The next morning is a frightfully early start, after we ended our night with more wine in town. Amanda and I had stupidly booked ourselves for some hiking – Mendoza-style - and it was apparently essential that we wait for at least an hour before moving from the hostel, precious sleep-time wasted. Our mission for the day was the Cerro de la Virgen, although the name meant nothing to us until we saw it rise up before us in the car to Cachueta.

Maxiaventura’s HQ, a kirky cabin erected out of pine wood and string, holding only a chair and computer inside, looked like it belonged to a boys’ clubhouse or scout troop - not a safe, secure adventure tours company. And it certainly paled against the nearby hotel, touting the virtues of its hot springs, and other tour establishments we had passed along the way. Make sure you check the ropes, was all I kept thinking to myself.

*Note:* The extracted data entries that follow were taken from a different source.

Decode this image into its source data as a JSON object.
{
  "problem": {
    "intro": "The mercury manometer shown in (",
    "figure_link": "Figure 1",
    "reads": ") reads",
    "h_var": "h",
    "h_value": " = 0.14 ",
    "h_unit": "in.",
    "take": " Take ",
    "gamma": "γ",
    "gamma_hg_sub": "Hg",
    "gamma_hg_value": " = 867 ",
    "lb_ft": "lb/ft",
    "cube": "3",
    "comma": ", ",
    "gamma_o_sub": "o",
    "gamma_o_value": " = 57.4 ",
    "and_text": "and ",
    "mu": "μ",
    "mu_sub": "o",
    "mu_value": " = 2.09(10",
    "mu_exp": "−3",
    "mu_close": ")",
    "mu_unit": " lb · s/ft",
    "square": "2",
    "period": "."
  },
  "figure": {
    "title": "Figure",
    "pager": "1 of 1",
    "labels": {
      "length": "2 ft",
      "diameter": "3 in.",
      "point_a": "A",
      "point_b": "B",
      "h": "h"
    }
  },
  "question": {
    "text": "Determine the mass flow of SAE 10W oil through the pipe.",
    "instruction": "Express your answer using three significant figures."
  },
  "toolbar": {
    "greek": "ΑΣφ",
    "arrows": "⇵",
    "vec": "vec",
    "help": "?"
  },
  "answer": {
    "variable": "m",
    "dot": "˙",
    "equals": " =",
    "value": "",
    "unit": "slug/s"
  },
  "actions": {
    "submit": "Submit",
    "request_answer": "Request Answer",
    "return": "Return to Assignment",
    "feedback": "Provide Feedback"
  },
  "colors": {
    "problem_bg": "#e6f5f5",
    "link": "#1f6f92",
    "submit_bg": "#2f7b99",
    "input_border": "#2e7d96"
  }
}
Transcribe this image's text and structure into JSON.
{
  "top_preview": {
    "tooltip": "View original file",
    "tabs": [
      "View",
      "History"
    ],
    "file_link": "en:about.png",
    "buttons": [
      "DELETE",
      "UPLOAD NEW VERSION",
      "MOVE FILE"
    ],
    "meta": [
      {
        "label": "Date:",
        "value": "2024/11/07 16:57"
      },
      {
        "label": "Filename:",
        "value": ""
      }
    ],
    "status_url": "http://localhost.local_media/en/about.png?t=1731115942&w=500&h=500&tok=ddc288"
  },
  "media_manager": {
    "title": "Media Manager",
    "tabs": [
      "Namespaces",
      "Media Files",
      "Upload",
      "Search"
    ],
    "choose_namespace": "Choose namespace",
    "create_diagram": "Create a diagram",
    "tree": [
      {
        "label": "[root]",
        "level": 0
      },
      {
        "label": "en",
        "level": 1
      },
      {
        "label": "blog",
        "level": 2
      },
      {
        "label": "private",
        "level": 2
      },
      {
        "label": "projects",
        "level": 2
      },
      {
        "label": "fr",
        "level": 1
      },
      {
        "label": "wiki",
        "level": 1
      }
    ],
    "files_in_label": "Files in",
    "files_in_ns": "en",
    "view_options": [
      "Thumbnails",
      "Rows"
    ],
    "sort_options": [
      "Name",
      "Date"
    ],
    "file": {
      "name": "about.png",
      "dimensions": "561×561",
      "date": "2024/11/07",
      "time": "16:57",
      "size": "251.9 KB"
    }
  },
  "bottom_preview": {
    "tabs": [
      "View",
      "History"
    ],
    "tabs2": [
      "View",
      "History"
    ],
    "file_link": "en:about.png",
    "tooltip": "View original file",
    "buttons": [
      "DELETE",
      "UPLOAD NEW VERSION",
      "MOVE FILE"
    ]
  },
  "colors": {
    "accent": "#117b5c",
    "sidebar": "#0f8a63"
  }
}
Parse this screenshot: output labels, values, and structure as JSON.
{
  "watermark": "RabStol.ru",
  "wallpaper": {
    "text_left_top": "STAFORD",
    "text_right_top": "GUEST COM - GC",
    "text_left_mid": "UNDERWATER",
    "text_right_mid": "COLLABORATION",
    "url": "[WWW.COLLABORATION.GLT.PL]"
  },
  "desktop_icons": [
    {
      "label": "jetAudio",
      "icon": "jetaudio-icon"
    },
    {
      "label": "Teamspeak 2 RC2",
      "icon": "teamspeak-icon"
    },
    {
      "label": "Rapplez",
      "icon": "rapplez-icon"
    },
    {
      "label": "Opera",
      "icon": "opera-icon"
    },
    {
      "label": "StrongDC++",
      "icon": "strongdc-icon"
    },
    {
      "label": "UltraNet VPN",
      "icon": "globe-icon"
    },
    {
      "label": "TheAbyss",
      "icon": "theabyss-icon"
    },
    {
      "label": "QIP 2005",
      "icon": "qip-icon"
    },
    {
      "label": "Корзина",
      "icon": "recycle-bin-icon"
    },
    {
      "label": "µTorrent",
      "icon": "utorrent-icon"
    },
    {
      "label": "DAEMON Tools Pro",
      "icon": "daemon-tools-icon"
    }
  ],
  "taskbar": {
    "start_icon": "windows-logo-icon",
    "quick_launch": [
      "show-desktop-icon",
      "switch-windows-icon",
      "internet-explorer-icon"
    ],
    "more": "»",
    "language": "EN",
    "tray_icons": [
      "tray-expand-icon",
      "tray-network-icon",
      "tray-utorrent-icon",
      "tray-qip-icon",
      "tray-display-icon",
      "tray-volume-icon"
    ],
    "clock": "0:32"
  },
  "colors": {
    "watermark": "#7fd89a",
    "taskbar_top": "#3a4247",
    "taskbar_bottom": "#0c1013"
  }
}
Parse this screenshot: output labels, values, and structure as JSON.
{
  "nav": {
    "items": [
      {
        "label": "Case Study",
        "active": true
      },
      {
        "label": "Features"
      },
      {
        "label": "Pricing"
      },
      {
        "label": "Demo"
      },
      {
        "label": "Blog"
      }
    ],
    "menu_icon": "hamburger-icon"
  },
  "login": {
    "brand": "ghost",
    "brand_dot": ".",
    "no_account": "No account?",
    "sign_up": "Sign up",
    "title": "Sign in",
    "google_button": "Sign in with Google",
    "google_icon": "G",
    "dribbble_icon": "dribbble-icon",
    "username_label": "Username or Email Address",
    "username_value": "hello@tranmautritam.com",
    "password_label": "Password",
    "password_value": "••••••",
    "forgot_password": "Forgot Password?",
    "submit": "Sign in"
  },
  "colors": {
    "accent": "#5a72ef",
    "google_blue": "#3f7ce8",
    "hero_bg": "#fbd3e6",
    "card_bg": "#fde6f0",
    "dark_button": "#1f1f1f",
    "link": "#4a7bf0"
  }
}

Thankfully Amanda had reminded me to replace my near-permanent flip-flops with a pair of sneakers, because the hike to the top was nothing short of challenging, and a sombre reminder why smoking is never good – no matter how much wine you consume. A few slides down the gravel, which our guide Daniel happily reminded us equalled one round each at the bar, and we made it to the abseiling spot, where we could finally rest easy, hanging parallel to a 20m drop. Nice.

A much needed break then arrived, with lunch at the bottom of the second drop, which was the epitome of basic. Some fruit, a loaf of bread, cheese and ham - so Argentinian. At least I wasn’t the 18 year old from Buenos Aires who was instructed to make our sandwiches while Daniel went to set up the ropes for our rock-climb.

It was about here, that Amanda and I started to flake, and were not fazed at all when we were told that the rock-face was too busy to climb now, and that we would head to rafting instead. We were already dreaming of our next round of liqueurs and how nice it would be in the water with them in hand.

Making our way to the mouth of the rapids, a popular camping and picnicking spot for locals, we of course fell asleep, happy to have a rest from all the activity. But one dip of our feet into the icy water and we soon woke up and lost all aspirations about going swimming. It was positively freezing! To make matters worse, our cowboy hosts were intent on not only soaking the competitor companies’ rafts, but also filling our own with icy water by making us perform tricks and chants. What’s that about tourists being monkeys?

Fortunately though, you are never to far from a bar in South America, and the little store next door to HQ was also home to some strong Andes ‘red’ beer. It's warming stout was the most soothing remedy to our overworked bodies.